Köln. The day after. The post-conference trip ends with a tour of the Dom, the magnificent cathedral from 1242, which is a close imitation of the one in Amiens. As with cathedrals of this caliber, the legend has it that the first architect made a pact with the devil. I'm thinking of pacts, and what we use them for. If this is true indeed, then what the architect made a deal for was to encode the language of the birds into the stones.

The night before, over beers and weird light at the local pub, I read the Tarot cards for my closest friends. Frank Klaus, one of the three musketeers in the trio which includes Rainer Kaus and Cathrin Grabner, has some doubts: should he continue with the Jesuits or do philosophy instead? We use the cards to get an insight into an alternative reality. The cards fall precisely into place reflecting exactly the nature of his question. This morning, he tells me how on the way to his hotel around midnight he heard the organ very loudly playing in the church. There were no lights on, and there was no traffic around. It was all very quiet, except for the music thundering all of a sudden. “My god,” I said to him, feeling jealous: “you heard the language of the birds. How fortunate.”

While looking at the beautiful stained glass windows from the renaissance, depicting what we often find in the Tarot cards, I initiate the now reduced number of people from the conference into the legend about the nomadic cathedral, the Tarot cards. With the destruction of the Order of the Temple on the night of October 13, 1307, the masons and the architects of the sacred buildings went underground. Their teachings re-emerged, however, around 1400 in Northern Italy, and legend has it that in order to prevent the assassination of masters opposing dogmatic systems, whatever knowledge about how the sacred can be experienced literally and in a direct way, was to be encoded unto a pack of cards. As playing cards, this knowledge survived, and with it, so did the brilliance of the structure of 22 types and 56 relations.

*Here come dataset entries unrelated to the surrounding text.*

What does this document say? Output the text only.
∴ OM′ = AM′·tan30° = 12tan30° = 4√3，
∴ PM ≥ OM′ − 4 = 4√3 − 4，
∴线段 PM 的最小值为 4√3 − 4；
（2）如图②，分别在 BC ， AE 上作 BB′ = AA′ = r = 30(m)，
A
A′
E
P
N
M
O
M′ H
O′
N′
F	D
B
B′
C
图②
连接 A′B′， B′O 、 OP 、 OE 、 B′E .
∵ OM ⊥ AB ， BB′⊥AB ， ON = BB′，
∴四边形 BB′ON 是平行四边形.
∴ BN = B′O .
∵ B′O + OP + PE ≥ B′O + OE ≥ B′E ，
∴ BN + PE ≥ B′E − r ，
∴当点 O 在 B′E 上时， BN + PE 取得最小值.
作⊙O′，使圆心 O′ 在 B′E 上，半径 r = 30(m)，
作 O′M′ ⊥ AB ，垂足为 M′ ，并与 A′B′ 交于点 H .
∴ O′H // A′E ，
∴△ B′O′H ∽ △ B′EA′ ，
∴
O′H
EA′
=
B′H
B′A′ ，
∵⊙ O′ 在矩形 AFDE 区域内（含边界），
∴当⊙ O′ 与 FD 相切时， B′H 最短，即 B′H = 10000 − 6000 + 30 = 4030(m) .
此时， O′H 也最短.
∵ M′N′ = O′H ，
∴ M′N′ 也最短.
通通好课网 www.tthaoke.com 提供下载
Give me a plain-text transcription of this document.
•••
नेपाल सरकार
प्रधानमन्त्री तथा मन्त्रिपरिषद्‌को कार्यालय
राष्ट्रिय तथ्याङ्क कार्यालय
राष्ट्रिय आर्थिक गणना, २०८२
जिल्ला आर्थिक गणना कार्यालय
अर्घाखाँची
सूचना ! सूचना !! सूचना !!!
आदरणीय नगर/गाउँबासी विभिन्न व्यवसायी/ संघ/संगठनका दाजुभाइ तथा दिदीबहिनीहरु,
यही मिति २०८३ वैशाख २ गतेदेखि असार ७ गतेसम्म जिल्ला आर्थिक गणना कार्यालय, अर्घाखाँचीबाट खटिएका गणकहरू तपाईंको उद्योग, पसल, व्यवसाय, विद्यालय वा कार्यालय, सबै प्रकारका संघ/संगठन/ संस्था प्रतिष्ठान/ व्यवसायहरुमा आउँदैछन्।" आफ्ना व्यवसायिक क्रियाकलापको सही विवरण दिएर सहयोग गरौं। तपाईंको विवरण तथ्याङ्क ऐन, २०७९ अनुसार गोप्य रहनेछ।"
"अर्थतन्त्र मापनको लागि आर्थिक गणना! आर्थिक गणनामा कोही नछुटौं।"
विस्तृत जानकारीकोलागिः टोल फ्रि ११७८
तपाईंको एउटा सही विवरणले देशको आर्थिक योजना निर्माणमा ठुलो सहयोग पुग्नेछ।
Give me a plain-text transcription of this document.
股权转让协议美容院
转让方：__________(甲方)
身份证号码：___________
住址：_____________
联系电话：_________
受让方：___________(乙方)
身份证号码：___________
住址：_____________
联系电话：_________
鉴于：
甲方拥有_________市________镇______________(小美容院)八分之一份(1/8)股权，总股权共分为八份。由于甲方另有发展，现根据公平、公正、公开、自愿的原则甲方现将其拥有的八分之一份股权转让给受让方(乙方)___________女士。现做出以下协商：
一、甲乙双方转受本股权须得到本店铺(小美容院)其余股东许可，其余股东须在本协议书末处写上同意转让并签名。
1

Everyone likes this idea. So we decide to stick to churches. The three musketeers suggest that we all go and see another master, Peter W. Rech, an art therapy professor, painter, and a hardcore Lacanian. Peter lives in a church. A modern church, but a church nonetheless. At some point, when the catholic congregation went over to graze on other pastures, Peter bought the place and turned it into a gallery. He himself now lives in the bishop's rooms right across the main building. The altar is in his living room and filled with postcards of Peter's paintings with variations over Courbet's L'Origine du Monde. Peter never paints anything else. For him, that is the Real. We sit in the middle of the Real and drink a grand cru French wine, while stuffing ourselves with goat cheese and Danish cookies. Peter wants Frank to read some fragments. Very lyrical, which in German, with its amazing falling tone, acquire a certain gravitas. We all feel pulled towards the stone. Frank, the cardinal, has a very soothing voice, and we make him give us a blessing. Courbet is winking. We all know what we know.

We leave Peter's place in Rainer's vintage 1980 blue Mercedes. While cruising through the woods, Die Köningin, Cathrin, is trying to communicate to us what the plan is. This woman gets things done. But Rainer turns on the music, and says: "here's the short version of what the meaning of life is: spend your time wonderfully." Barbra Streisand gets channelled and we all marvel at her voice while she enforces Rainer's point. The song I'm a Woman in Love makes us all nod. And I'm thinking: This IS the language of the birds. Sung in Rainer's blue cathedral, and seen in Peter's Courbet cathedral.

Back home, two hand stenciled Tarot decks await me, sent from another cathedral. Roxanne Flornoy, the wife of the late master cartier Jean-Claude Flornoy sends me her warm greetings, handwritten on an additional special card: The Hanged Man. I read this as a message. The meaning of life is to let it all hang, and let whatever streams through you turn into a church bell, resounding the joy of knowing the children of Maitre Jacques.